The Case Against The Case Against Eating Processed Foods
Author Robert L. Shewfelt debunks the myths behind processed foods, and explains how parents can incorporate them into a healthy diet for the whole family.
Processed foods aren’t getting a lot of love lately. And for parents worried about their families’ eating habits, the question is less whether to cut back on Happy Meals, sugary sodas, and Wonder Bread, and more how to do so. Should parents slap processed food out of their children’s hands or should they just light it on fire? Perhaps it would be best to hide it beneath a pile of quinoa. More nuanced approaches rarely come up and the idea that processed foods might be fine almost never does. But–and, don’t worry, there are gonna be caveats–it might be.

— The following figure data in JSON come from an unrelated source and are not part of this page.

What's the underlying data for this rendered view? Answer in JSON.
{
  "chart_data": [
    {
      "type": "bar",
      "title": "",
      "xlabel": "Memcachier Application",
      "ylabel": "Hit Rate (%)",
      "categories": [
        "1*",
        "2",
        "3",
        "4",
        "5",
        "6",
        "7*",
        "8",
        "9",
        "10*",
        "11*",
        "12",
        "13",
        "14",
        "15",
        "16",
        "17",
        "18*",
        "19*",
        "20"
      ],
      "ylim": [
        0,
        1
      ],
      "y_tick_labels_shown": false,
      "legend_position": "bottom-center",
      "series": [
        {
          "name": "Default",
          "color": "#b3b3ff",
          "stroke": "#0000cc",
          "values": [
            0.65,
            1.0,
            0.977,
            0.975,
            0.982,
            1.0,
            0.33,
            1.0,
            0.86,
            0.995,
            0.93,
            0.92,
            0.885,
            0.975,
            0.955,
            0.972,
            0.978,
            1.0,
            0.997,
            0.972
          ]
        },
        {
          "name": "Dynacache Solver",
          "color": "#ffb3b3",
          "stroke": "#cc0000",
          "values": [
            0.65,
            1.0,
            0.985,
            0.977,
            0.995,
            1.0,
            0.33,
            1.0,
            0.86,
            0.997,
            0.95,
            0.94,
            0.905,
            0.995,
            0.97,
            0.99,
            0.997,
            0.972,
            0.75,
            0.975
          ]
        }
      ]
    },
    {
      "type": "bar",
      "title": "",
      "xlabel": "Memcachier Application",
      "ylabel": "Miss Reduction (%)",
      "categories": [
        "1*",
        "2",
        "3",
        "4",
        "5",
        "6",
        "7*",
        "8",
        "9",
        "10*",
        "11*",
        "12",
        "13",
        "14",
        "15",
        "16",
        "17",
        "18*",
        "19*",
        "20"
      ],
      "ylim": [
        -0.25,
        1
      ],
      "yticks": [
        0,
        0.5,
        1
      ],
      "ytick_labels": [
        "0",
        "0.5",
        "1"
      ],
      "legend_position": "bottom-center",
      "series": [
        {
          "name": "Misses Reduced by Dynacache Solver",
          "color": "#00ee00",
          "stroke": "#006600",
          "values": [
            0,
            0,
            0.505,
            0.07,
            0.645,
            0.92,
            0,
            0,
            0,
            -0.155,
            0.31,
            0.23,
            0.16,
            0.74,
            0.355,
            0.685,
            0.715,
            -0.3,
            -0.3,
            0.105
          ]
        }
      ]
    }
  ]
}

Robert L. Shewfelt’s In Defense Of Processed Food makes the data-driven argument that a healthy diet is less about choosing the right foods and more about choosing the right ingredients. Shewfelt posits that home-cooked meals are just as high in sugar and salt than prepackaged ones. Fatherly caught up with Shewfelt to browbeat him about his eating choices and also, grudgingly, listen to his side of the story.
How did processed food get such a bad rap?
I’m not sure I’ve got a good answer. I guess because we’re looking for a scapegoat for the obesity epidemic, and processed food fits, since there are a lot of processed foods that are not as good for you. I think it’s also that, the people who write these [anti-processed food] books tend to be anti-capitalist, borderline socialist—maybe I shouldn’t say that—but there is a really strong anti-corporation bent out there. And you know, it has some merit, because there are a lot of food corporations that do take advantage of the public, particularly advertising, but I just don’t understand why it’s food that gets the blame.
I guess expecting rationality in these days and times is a little too much to ask for.
As long as we’re talking politics, do you consider this a partisan issue?
I’m not sure I would put that solely on the conservative or liberal end. The conservative end obviously denies global climate change, denies that we need to be concerned about sustainability. As far as the liberals go, they tend to be upset about corporations, and also upset about food processing, food technology, things like that. I’m not sure I could blame either side. One of the things I’m trying to do in the book is have a middle of the road perspective and avoid the extreme.
Scientifically speaking, is there actually anything wrong with processed food?
Sure. Processed foods can be high in sugar and salt. In Mindless Eating, [author] Brian Wansink [of Cornell University] writes that we just eat without thinking and shop without thinking. The whole idea is that, when we select the foods we’re going to buy to prepare at home, we need to be thinking about sugar, salt, calories, rather than the latest trend or whether this particular food is “healthy”. I’m more of a healthy diet person than a “healthy food” person. You don’t make diets out of healthy foods, you try to balance things out. But that doesn’t seem to be a very sexy approach anymore…
If processed foods aren’t what made America fat, what is to blame?
We seem to be in a place where one thing must cause everything, so we have to narrow it down to one factor rather than admit that it’s probably multifactorial. Fat parents are more likely to have fat children. We tend to over-eat, under-exercise, eat the wrong types of foods that are high in calories—plus a bunch of other stuff. There are aspects that can’t just be explained by blaming the food, which is what the pundits do, and blaming the person, which is what Big Food does.
How can I incorporate processed foods into a responsible diet for my family?
Read labels. People focus on the ingredients too much, and not enough on the nutrition facts. You especially need to check the serving sizes. There are a lot of processed foods out there that are too high in sugar or salt, and those can be avoided. But a lot of the foods made at home are also high in sugar and high in sugar and salt. Any time you select a food, it’s a whole bunch of trade-offs: safety, nutrition, sustainability. We tend to focus on one thing, whereas eating is multifactorial. The other thing is portion control. Buy smaller plates. When I was growing up, you ate everything on your plate to save the people in China (not sure how that worked out) but now we eat everything we see, and when we have a full plate we tend to eat more.
How much should I be fighting with my kids over eating healthy?
My mother used to say that it’s always the people who have no children who are the “experts” on parenting, so let me qualify that I have no children but, based on what I’ve read, you shouldn’t come down too hard. If you prohibit stuff, they’re going to find a way to get it, whether in the home or outside the home. They’ll trade their carrots for candy bars. It should be one of those things where you allow some [unhealthy foods], but try to get them to eat other things too. As I understand it, if you force vegetables on kids they reject it. Instead, try taking the children shopping and coming to some sort of mutual agreement as to what they eat. You want them to have healthy diets without forcing them—or having big fights.